The U.S. Food and Drug Administration (FDA) granted Fast Track designation to COVID-19 vaccine candidates under development by Pfizer and Germany’s BioNTech. The designation will provide for an expedited pathway for regulatory review of the preventative medication, which could come later this year.

The FDA designation covers two of the companies’ four investigational vaccine programs under development against the novel coronavirus, BNT162b1 and BNT162b2. Those two programs are the most advanced candidates under development by the two companies and are currently in an ongoing Phase I/II study.

BNT162b1 and BNT162b2 are both nucleoside-modified RNAs, formulated in lipid nanoparticles. BNT162b1 encodes an optimized SARS-CoV-2 receptor-binding domain (RBD) antigen, while BNT162b2 encodes an optimized SARS-CoV-2 full-length spike protein antigen.

Earlier this month, BioNTech and Pfizer released early data from the study of BNT162b1 that showed neutralizing antibodies were observed at 1.8- to 2.7-times the level of those found in patients who recovered from COVID-19. That data is undergoing peer review as the companies prepare for publication.
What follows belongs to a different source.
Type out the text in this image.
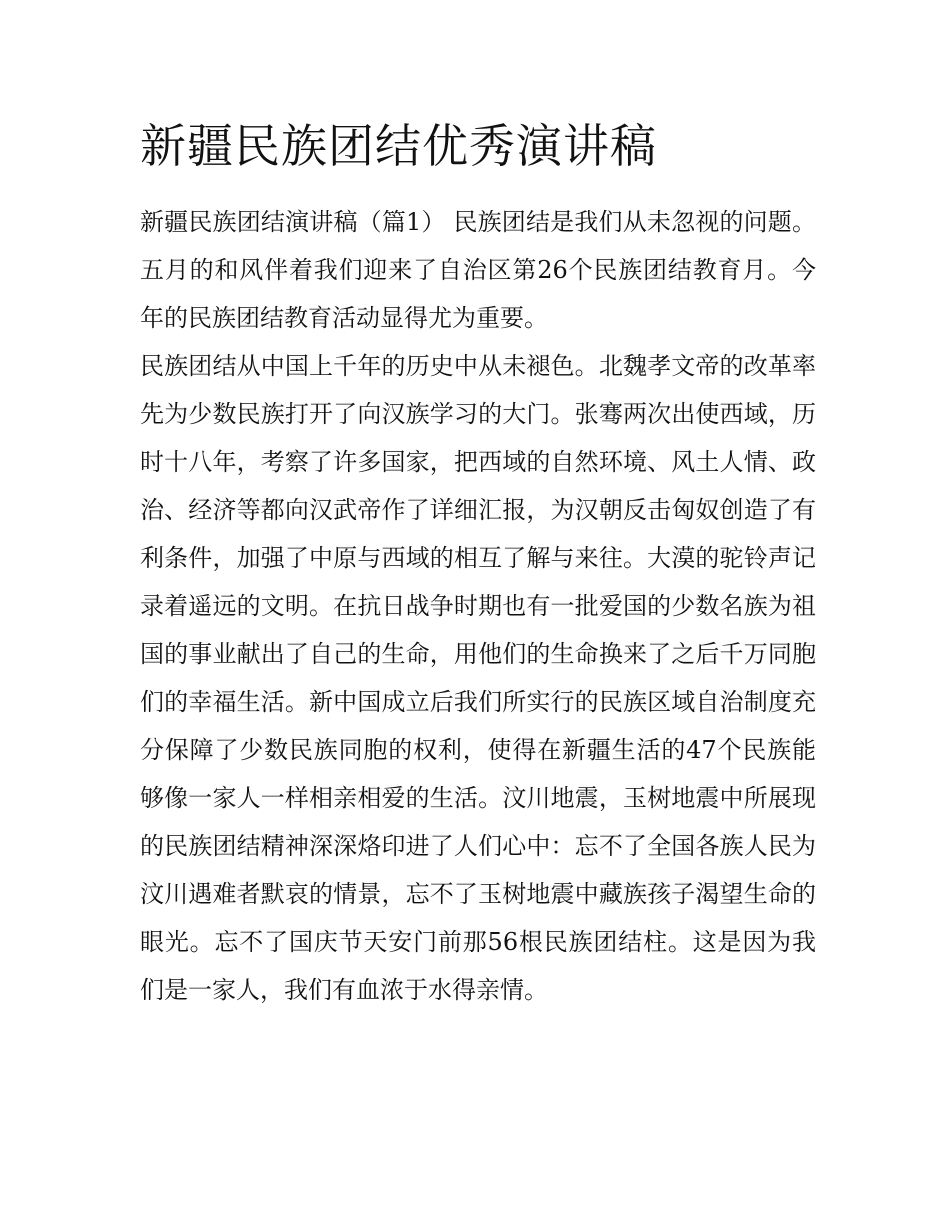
新疆民族团结优秀演讲稿

新疆民族团结演讲稿（篇1） 民族团结是我们从未忽视的问题。五月的和风伴着我们迎来了自治区第26个民族团结教育月。今年的民族团结教育活动显得尤为重要。

民族团结从中国上千年的历史中从未褪色。北魏孝文帝的改革率先为少数民族打开了向汉族学习的大门。张骞两次出使西域，历时十八年，考察了许多国家，把西域的自然环境、风土人情、政治、经济等都向汉武帝作了详细汇报，为汉朝反击匈奴创造了有利条件，加强了中原与西域的相互了解与来往。大漠的驼铃声记录着遥远的文明。在抗日战争时期也有一批爱国的少数名族为祖国的事业献出了自己的生命，用他们的生命换来了之后千万同胞们的幸福生活。新中国成立后我们所实行的民族区域自治制度充分保障了少数民族同胞的权利，使得在新疆生活的47个民族能够像一家人一样相亲相爱的生活。汶川地震，玉树地震中所展现的民族团结精神深深烙印进了人们心中：忘不了全国各族人民为汶川遇难者默哀的情景，忘不了玉树地震中藏族孩子渴望生命的眼光。忘不了国庆节天安门前那56根民族团结柱。这是因为我们是一家人，我们有血浓于水得亲情。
The FDA’s decision to grant Fast Track designation was based on that preliminary data released earlier this month, the companies said this morning.

Peter Honig, head of Global Regulatory Affairs at Pfizer, said the FDA’s decision to grant Fast Track designation to the vaccine program is an important milestone in the fight against the pandemic. BioNTech Chief Medical Officer Özlem Türeci echoed the sentiment. Türeci said the designation is important as the two companies are diligently working on a vaccine program as they seek to expedite a clinical path toward potential approval. A Phase IIb/III program is expected to begin this month with 30,000 patients. The goal is to prove that people who are dosed with the vaccine are at least 50% less likely to become infected – a threshold set by the FDA.

The vaccine programs are being developed in a program called Project Lightspeed, the company’s accelerated development program for COVID-19, which is based on BioNTech’s proprietary mRNA-based technology platforms and supported by Pfizer’s global vaccine development capabilities. The two companies forged an agreement to develop the mRNA vaccine candidate in March while the vaccine candidate was still in the preclinical phase.

Last week, BioNTech Chief Executive Officer Ugur Sahin predicted that, if the late-stage research goes smoothly, the vaccine could be ready for regulatory approval by the end of 2020, with about 100 million doses ready for immediate use. By the end of 2021, Sahin said the companies could manufacture about 1.2 billion doses of the vaccine candidate. Sahin speculated that billions of vaccines will have to be delivered across the globe before there is sufficient immunity against COVID-19. The novel coronavirus has infected approximately 13 million people across the globe. The largest outbreak has been in the United States with more than 3.3 million diagnosed patients. The virus has killed 569,679 people, according to the Johns Hopkins COVID-19 dashboard.